Zeer blauwgevoelige rassen extra kali tijdens knolzetting
Uit onderzoek is gebleken dat de aardappelkwaliteit (blauwgevoeligheid, grauwverkleuring) beter wordt als er extra chloorhoudende kali wordt gegeven. Voor blauwgevoelige rassen of rassen met een hoog onderwatergewicht is extra chloorhoudende kali gunstig. Sommige rassen (vroeg afstervende; weinig loof) zijn echter gevoelig voor chloor.
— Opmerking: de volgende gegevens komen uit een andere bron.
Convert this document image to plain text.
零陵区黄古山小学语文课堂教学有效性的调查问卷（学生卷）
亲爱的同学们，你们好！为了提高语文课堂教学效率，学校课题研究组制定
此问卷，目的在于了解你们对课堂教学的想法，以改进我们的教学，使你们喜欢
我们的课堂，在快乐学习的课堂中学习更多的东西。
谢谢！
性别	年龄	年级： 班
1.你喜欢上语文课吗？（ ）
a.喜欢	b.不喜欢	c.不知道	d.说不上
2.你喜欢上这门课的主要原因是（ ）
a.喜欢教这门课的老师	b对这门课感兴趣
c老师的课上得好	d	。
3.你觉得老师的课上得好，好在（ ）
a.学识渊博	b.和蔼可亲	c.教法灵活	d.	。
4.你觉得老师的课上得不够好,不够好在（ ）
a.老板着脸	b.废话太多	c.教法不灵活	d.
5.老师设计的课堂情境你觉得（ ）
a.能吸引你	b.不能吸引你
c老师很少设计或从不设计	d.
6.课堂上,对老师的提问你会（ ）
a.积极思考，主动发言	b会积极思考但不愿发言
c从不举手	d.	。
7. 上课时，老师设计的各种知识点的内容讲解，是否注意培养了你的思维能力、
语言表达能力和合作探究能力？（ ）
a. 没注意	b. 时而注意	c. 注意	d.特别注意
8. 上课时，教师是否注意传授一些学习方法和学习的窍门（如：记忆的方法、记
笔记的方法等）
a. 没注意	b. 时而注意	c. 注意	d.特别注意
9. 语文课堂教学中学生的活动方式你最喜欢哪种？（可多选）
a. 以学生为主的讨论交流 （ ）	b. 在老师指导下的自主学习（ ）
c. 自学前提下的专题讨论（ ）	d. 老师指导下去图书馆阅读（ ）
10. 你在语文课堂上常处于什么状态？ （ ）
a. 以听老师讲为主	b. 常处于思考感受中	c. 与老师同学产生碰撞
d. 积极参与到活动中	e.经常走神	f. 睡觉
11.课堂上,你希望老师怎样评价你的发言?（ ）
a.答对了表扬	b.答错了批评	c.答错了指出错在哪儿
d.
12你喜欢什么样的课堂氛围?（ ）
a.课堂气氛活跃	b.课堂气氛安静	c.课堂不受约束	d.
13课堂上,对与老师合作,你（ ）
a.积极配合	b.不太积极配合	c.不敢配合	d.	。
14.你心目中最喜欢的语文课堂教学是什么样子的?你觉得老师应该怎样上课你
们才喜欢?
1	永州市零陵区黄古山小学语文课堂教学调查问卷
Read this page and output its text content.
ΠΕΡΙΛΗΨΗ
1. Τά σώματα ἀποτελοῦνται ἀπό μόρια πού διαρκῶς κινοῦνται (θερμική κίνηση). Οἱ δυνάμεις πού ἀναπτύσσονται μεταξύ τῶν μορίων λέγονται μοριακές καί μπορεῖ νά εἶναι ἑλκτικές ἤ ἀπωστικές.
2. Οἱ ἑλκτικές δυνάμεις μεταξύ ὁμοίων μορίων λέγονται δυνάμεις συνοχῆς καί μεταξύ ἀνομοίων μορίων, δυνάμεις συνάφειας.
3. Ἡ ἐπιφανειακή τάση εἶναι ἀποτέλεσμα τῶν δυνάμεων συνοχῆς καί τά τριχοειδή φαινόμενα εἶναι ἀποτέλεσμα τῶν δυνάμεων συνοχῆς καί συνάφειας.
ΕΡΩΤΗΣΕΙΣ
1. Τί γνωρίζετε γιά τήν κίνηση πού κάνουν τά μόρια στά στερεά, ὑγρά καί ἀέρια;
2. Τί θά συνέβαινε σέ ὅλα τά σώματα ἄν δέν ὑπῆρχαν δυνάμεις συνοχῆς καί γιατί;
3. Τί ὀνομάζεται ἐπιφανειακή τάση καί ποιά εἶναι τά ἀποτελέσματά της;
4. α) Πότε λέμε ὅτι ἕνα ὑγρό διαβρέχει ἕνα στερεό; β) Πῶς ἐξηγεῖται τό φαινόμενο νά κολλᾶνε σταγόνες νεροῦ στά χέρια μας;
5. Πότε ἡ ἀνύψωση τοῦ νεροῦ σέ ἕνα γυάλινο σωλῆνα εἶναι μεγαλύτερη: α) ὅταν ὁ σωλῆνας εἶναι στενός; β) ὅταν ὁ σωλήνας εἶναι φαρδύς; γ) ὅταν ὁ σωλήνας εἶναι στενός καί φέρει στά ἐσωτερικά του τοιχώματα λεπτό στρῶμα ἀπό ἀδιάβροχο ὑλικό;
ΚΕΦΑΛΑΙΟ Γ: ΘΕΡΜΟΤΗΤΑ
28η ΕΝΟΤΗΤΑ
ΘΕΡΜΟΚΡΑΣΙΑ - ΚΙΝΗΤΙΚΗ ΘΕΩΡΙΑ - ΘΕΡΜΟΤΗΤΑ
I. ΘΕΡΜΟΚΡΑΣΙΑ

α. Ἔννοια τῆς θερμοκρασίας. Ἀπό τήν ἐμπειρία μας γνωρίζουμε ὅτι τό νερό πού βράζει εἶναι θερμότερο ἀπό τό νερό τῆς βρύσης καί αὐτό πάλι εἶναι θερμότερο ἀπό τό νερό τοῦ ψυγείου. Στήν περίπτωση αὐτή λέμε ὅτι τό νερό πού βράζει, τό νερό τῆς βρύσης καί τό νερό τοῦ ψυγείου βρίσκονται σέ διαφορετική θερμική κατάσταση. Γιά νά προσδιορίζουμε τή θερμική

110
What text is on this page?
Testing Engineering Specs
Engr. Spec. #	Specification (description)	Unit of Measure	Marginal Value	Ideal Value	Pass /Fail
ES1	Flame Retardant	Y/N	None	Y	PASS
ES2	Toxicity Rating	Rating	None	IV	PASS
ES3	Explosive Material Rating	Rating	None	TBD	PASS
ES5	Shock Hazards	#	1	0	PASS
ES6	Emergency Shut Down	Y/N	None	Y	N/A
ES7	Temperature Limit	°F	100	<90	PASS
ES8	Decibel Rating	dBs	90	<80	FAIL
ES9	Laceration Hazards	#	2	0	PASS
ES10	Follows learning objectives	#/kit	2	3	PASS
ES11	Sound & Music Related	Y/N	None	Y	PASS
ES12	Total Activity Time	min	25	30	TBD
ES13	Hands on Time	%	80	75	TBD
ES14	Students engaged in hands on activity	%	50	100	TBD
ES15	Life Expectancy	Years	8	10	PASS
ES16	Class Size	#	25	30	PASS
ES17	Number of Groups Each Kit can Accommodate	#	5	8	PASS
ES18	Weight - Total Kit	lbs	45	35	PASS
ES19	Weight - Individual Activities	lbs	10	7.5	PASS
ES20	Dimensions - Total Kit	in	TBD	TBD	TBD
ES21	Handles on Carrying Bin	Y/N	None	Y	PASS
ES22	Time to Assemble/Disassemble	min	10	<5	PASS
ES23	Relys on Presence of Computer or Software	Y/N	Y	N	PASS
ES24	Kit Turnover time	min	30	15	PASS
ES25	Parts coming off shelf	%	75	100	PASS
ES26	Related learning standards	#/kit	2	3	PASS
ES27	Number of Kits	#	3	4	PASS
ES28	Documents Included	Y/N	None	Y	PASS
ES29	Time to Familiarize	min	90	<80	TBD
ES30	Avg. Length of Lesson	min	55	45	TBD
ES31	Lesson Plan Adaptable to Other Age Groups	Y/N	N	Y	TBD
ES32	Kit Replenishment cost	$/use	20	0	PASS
Ook verhoogt het chloorbestanddeel in sommige kalimeststoffen de zoutlast van het bodemvocht.
Als aanvulling op de bouwplanbemesting is normaal gesproken een gift van ongeveer 200 kg kali voldoende. Het beste toedieningsmoment is rond het poten, maar de verse kaligift kan ook na het poten worden uitgevoerd. Bij zeer blauwgevoelige rassen is een extra aanvulling met 100 kg kali (bijv. in de vorm van 16-0-32) tijdens de knolzetting te overwegen.
In situaties waarin chloorhoudende kalimeststoffen tot problemen kunnen leiden, is het advies kaliumsulfaat te geven. Wordt een magnesiumtekort verwacht, kies dan voor patentkali in plaats van kaliumsulfaat.
Houd overall in ieder geval de kalibalans in de gaten om uiteindelijk de kali-onttrekking in de gewasrotatie te compenseren.